Django's i18n filter allows you to have a table of translation strings. The documentation says this.
Embed translation strings in your Python code and templates.
Get translations for those strings, in whichever languages you want to support. This is something you do manually, by hiring translators or knowing a lot of languages yourself.
Activate the locale middleware in your Django settings.
I have 2 languages on my site: English and Arabic
Users can switch between languages clicking on a flag.
In models i use a proxy model:
class Product(models.Model):
name=models.CharField(max_length=100)
name_ar=models.CharField(max_length=100, default='')
def __unicode__(self):
return self.name
class Product_ar(Product):
def __unicode__(self):
return self.name_ar
class Meta:
proxy=True
In forms I use 2 forms instead of one:
class CollectionEditForm_en(forms.Form):
name = forms.CharField(label=_('Name'), max_length=100, widget=forms.TextInput(attrs={'size':'50'}))
product = forms.ModelChoiceField(label=_('product'), queryset=Product.objects.filter(enabled=True), empty_label=None)
class CollectionEditForm_ar(forms.Form):
name = forms.CharField(label=_('Name'), max_length=100, widget=forms.TextInput(attrs={'size':'50'}))
product = forms.ModelChoiceField(label=_('product'), queryset=Product_ar.objects.filter(enabled=True), empty_label=None)
In code check language this way:
if request.LANGUAGE_CODE=='ar':
CollectionEditForm=CollectionEditForm_ar
else:
CollectionEditForm=CollectionEditForm_en
So in templates i check:
{% if LANGUAGE_CODE == "ar" %}
{{product.name_ar}}
{% else %}
{{product.name}}
{% endif %}
Hope this solution will help somebody
It depends on who will provide the translations.
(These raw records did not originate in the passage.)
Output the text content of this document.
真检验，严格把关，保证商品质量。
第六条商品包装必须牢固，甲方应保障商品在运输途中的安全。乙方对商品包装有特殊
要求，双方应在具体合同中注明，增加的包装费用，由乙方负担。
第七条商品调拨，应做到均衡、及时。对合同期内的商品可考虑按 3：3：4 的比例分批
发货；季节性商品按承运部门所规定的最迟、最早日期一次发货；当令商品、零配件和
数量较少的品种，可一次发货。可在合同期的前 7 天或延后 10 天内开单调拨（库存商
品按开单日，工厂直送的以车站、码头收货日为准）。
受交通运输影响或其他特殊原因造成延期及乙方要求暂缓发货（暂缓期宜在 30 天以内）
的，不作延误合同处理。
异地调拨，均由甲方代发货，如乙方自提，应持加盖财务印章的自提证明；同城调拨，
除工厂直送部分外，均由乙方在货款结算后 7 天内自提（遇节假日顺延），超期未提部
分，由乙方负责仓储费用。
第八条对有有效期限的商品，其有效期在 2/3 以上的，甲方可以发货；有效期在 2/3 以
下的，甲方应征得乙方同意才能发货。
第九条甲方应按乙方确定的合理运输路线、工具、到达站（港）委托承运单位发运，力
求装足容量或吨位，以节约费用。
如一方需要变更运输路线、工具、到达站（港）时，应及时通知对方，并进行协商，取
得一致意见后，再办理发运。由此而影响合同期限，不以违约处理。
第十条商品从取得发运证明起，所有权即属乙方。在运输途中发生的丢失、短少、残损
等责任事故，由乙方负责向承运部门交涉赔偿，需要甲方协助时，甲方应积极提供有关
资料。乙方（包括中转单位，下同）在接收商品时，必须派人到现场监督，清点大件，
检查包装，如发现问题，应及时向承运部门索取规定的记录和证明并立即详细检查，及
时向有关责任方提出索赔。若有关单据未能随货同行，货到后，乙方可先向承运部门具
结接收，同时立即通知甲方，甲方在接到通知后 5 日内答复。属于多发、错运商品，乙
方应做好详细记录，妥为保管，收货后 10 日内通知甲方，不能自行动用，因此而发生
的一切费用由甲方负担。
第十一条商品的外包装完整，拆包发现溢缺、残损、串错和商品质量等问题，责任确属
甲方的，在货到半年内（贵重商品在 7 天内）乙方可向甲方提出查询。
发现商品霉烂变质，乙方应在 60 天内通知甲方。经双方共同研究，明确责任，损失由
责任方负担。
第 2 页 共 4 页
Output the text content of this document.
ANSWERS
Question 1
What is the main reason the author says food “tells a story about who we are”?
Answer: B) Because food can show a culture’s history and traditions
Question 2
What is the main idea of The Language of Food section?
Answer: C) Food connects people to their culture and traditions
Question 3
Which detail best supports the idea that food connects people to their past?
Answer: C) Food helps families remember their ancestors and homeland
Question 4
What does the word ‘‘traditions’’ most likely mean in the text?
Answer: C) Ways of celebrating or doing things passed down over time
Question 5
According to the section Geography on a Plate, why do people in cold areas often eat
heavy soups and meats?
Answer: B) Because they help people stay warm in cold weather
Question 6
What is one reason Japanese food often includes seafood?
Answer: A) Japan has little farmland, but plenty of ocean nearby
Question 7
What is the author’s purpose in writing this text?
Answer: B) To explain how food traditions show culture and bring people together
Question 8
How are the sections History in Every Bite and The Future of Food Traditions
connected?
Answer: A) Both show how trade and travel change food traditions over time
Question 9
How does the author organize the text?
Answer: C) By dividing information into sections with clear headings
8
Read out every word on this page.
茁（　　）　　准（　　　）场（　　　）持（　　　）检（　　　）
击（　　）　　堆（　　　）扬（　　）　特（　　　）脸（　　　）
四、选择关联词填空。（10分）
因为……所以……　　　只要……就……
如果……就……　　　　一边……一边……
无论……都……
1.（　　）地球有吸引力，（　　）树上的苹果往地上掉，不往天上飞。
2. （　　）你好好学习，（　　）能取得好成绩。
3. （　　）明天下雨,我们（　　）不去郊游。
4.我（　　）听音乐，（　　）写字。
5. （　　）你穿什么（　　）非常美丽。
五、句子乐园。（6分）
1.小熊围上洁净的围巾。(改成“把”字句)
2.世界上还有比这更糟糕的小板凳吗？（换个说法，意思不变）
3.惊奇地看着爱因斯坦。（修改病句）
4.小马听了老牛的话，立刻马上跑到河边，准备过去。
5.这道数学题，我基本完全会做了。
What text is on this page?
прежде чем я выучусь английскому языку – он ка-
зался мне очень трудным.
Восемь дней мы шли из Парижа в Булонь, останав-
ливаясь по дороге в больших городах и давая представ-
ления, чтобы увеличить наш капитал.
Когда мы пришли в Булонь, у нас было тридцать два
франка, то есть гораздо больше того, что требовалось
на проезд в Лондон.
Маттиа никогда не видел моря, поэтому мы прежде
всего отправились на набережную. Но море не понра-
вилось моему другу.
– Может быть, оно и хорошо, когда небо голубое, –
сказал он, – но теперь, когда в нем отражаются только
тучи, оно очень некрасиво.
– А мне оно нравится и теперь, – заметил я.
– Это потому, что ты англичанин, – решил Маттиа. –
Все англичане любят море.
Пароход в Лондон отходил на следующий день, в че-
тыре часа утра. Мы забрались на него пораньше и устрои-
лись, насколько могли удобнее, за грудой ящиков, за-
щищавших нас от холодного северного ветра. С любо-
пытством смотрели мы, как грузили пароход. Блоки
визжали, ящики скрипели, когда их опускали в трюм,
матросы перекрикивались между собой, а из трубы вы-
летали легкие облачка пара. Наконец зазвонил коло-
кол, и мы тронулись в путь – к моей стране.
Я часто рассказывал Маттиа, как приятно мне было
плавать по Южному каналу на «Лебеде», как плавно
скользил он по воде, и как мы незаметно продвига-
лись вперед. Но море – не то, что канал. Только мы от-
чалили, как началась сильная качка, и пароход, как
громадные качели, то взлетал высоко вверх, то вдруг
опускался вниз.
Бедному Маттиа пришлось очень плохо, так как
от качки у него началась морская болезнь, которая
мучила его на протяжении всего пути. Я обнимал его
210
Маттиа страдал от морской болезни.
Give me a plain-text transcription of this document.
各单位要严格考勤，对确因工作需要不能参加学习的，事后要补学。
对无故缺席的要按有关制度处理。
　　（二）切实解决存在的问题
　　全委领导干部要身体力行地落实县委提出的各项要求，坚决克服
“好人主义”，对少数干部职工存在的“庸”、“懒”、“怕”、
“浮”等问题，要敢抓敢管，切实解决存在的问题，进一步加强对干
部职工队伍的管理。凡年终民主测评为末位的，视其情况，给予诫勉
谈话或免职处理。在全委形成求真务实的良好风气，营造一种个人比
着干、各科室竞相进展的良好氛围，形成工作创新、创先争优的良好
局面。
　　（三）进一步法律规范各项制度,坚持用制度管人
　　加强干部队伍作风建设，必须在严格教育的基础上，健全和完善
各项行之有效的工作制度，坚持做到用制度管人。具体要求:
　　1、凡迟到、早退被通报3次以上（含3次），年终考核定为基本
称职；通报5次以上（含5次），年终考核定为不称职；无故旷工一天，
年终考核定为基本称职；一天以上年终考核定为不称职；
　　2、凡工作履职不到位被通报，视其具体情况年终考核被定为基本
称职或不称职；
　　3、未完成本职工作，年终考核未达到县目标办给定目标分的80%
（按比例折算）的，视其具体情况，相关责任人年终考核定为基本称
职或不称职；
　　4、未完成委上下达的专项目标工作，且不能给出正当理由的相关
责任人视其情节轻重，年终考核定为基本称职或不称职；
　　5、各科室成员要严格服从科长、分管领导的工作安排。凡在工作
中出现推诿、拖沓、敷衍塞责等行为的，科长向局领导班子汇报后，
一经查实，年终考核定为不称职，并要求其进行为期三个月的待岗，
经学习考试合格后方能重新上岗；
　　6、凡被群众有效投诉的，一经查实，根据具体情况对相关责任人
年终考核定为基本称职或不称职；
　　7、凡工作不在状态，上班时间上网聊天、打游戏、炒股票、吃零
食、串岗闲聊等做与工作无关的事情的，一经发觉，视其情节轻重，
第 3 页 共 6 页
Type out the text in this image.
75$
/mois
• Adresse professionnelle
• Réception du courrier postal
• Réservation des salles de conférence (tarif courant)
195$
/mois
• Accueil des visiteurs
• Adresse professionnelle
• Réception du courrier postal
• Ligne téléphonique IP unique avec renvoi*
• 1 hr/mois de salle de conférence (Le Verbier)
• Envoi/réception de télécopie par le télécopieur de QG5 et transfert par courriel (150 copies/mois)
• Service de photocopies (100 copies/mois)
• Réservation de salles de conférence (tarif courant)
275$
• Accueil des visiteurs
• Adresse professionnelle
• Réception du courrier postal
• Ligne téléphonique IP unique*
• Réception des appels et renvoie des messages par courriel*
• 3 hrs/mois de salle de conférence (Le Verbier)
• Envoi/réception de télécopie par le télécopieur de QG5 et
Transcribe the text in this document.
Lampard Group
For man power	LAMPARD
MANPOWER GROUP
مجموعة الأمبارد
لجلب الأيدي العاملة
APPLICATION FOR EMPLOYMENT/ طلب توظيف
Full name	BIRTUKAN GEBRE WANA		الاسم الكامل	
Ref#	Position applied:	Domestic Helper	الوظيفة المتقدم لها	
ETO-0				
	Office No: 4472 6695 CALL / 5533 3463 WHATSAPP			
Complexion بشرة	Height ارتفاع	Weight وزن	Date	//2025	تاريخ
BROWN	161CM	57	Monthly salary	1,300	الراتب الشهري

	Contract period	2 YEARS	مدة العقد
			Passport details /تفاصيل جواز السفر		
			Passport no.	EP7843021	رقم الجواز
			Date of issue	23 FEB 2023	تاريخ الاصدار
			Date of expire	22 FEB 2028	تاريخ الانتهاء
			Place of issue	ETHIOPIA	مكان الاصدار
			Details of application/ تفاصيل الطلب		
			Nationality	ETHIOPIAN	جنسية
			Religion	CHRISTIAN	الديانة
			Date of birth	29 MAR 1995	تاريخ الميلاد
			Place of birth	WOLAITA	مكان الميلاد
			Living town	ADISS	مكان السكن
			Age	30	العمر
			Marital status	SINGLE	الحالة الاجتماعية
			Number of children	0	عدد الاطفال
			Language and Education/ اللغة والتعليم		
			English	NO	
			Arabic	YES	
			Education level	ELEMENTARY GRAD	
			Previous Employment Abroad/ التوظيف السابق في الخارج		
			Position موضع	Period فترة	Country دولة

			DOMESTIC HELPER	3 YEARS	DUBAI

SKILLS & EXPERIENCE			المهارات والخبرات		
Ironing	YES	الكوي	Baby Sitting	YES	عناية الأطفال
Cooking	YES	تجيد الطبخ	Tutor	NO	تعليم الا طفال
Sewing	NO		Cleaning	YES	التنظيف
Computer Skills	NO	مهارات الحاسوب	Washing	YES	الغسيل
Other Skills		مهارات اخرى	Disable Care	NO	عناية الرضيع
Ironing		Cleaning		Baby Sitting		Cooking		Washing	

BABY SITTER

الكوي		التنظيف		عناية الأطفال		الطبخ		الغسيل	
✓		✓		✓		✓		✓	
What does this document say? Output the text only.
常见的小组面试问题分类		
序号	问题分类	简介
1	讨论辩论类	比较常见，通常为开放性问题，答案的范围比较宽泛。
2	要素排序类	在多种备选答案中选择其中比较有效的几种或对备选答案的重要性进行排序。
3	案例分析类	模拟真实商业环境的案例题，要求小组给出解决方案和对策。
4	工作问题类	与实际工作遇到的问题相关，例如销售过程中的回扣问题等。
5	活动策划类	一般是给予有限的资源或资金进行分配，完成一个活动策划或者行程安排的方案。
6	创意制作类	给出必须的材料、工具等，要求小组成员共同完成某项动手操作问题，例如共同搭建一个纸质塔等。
If you want to provide a web interface to translation, then you need to develop that yourself, and also represent the translations in the database.
If the same translators who translated the site will also translate the data, you can provide them with the same model that they use for the site (presumably gettext), and you can then also use gettext for this content.
Also looking for content localization plugin, or how to write it.
Can add to the list django-i18n-model
I think you should operate in two steps:
Get translations
Show translated strings
For the first step, you should tell Django that the user-inserted strings are to be translated. I think there is no native way to do so. Maybe you can extract the strings from your db putting them in locale-specific files, run 'makemessages' on them, obtaint django.po files and translate.
Second, use ugettext to show those strings on your web application.
Hope this can help the ones with your same problem.
Or try this:
http://packages.python.org/django-easymode/i18n/index.html
It stays very close to how you would normally do a django model, you just add 1 decorator above your model. It has admin support for the translated fields, including inlines and generic inlines. Almost anything you can do with regular models and admin classes you can do with the internationalized versions.